You have written two other Vertebrate guidebooks: Lake District Climbs and Scrambles (2015) and Day Walks in the Lake District (2009). What will readers find that’s new in Winter Walks in the Lake District?
A dusting of snow or even a hoar frost transforms the hills. But cold, short days add a new seriousness. The clean rock of Helvellyn’s Striding Edge, for example, becomes a bristling snow and ice ridge, a very different proposition from summer, while modest fell tops can become anything from fairyland to the tundra, depending on the weather. And winter brings enchantment to coves and crags you might not be drawn to in summer. The change in the season brings changes to the routes you choose and how you tackle them. One new guidebook is barely enough!
What do you enjoy about walking in the Lake District in winter? 

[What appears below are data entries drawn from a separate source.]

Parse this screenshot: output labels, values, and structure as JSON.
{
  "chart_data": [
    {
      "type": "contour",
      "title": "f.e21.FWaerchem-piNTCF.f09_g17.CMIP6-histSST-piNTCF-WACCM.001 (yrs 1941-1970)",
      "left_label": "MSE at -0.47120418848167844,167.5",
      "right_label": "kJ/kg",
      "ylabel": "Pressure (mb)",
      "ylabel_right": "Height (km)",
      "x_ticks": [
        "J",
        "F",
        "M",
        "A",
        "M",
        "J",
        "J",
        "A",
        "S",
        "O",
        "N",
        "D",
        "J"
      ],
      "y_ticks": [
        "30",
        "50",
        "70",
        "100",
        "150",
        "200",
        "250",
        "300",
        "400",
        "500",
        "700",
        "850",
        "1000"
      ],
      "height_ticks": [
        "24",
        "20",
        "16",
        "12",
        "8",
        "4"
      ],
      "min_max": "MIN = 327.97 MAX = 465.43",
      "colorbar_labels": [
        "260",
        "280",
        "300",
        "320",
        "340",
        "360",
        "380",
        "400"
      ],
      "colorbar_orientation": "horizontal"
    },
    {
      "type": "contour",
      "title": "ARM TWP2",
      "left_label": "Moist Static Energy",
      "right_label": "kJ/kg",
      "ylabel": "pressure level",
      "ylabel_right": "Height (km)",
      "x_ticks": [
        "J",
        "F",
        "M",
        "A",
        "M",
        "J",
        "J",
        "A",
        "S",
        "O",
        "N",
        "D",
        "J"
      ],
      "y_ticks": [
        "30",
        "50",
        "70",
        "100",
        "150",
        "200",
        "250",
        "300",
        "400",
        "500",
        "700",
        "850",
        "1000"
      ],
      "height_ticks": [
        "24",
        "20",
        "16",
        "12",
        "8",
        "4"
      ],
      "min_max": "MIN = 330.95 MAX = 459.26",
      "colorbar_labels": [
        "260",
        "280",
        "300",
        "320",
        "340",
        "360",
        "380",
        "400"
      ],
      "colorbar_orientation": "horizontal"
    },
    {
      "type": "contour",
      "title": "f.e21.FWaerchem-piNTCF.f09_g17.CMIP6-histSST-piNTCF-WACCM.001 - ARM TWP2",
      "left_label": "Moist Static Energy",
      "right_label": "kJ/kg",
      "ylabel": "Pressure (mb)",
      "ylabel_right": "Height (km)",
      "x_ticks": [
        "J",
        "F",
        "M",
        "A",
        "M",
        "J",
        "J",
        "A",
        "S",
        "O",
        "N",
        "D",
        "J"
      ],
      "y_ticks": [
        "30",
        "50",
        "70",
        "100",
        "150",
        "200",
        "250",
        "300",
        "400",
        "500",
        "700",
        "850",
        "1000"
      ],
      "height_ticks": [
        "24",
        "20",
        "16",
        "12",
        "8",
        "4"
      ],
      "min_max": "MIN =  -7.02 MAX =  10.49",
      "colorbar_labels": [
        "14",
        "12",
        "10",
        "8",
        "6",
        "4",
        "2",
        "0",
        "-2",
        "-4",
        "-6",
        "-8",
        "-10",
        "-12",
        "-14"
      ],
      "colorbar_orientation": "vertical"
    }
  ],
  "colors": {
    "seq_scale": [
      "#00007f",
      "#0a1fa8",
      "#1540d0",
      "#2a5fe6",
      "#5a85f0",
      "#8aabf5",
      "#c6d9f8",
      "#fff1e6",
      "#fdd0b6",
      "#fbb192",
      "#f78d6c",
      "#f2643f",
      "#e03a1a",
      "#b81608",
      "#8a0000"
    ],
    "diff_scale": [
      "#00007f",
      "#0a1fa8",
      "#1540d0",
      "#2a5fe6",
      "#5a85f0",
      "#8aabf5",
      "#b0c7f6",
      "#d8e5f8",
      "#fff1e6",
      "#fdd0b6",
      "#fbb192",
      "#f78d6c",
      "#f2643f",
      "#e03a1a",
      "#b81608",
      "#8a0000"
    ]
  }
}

The clean, crispness of the air after frost or snow, the feel in quieter places that you are treading new tracks (even when you know there’s a summer path buried beneath), sharing sandwiches with a raven – about the only bird that toughs it out on the tops in winter – the sheer wonderment that a landscape so familiar can be so magically transformed.

What are the essentials for a cold-weather walk/climb? 
A flask of hot coffee (tea if you must), a slice of fruitcake and a piece of cheese – perfect accompaniment to contemplation on a frozen fell top! Take careful heed of the weather forecast and pack enough warm, windproof clothing for the worst of any likely scenario. Conditions may seem benign on the streets of Keswick or Ambleside but on the fells above the wind can cut through your layers like a icy knife. Crampons or micro spikes should be carried if there is likely to be ice or hard-packed snow underfoot, and an ice axe if venturing on steep ground. Plus the year-round usuals of map, compass and head torch.

Which are your top three favourite winter routes featured in the book and why?
That’s a tough one. But, in no particular order, here goes: The horseshoe from Grisedale of Nethermost Pike’s east ridge and The Tongue off Dollywaggon Pike – entertaining enough to need an axe and crampons under snow but no rope, along crests that catch any sun that’s going and where in all probability you will be making fresh tracks.
High Rigg from St John’s in the Vale – easy walking on undulating moorland, a pleasure in all seasons, winter perhaps best of all. 
Riggindale and High Street – again, nothing technical, but a shapely ridge rising above the tear-drop tarn of Blea Water and a promenade along the finest ‘High Street’ in the country, no shops but wares beyond price!
Are your favourite winter routes the same as your favourite summer routes and if not what makes them different?
Not necessarily. A deep freeze and layer of snow can make a pleasure out of terrain that is normally oozy bog or loose scree. Of course a classic route like Striding Edge remains a classic whatever the season, it’s just that winter brings a whole character change.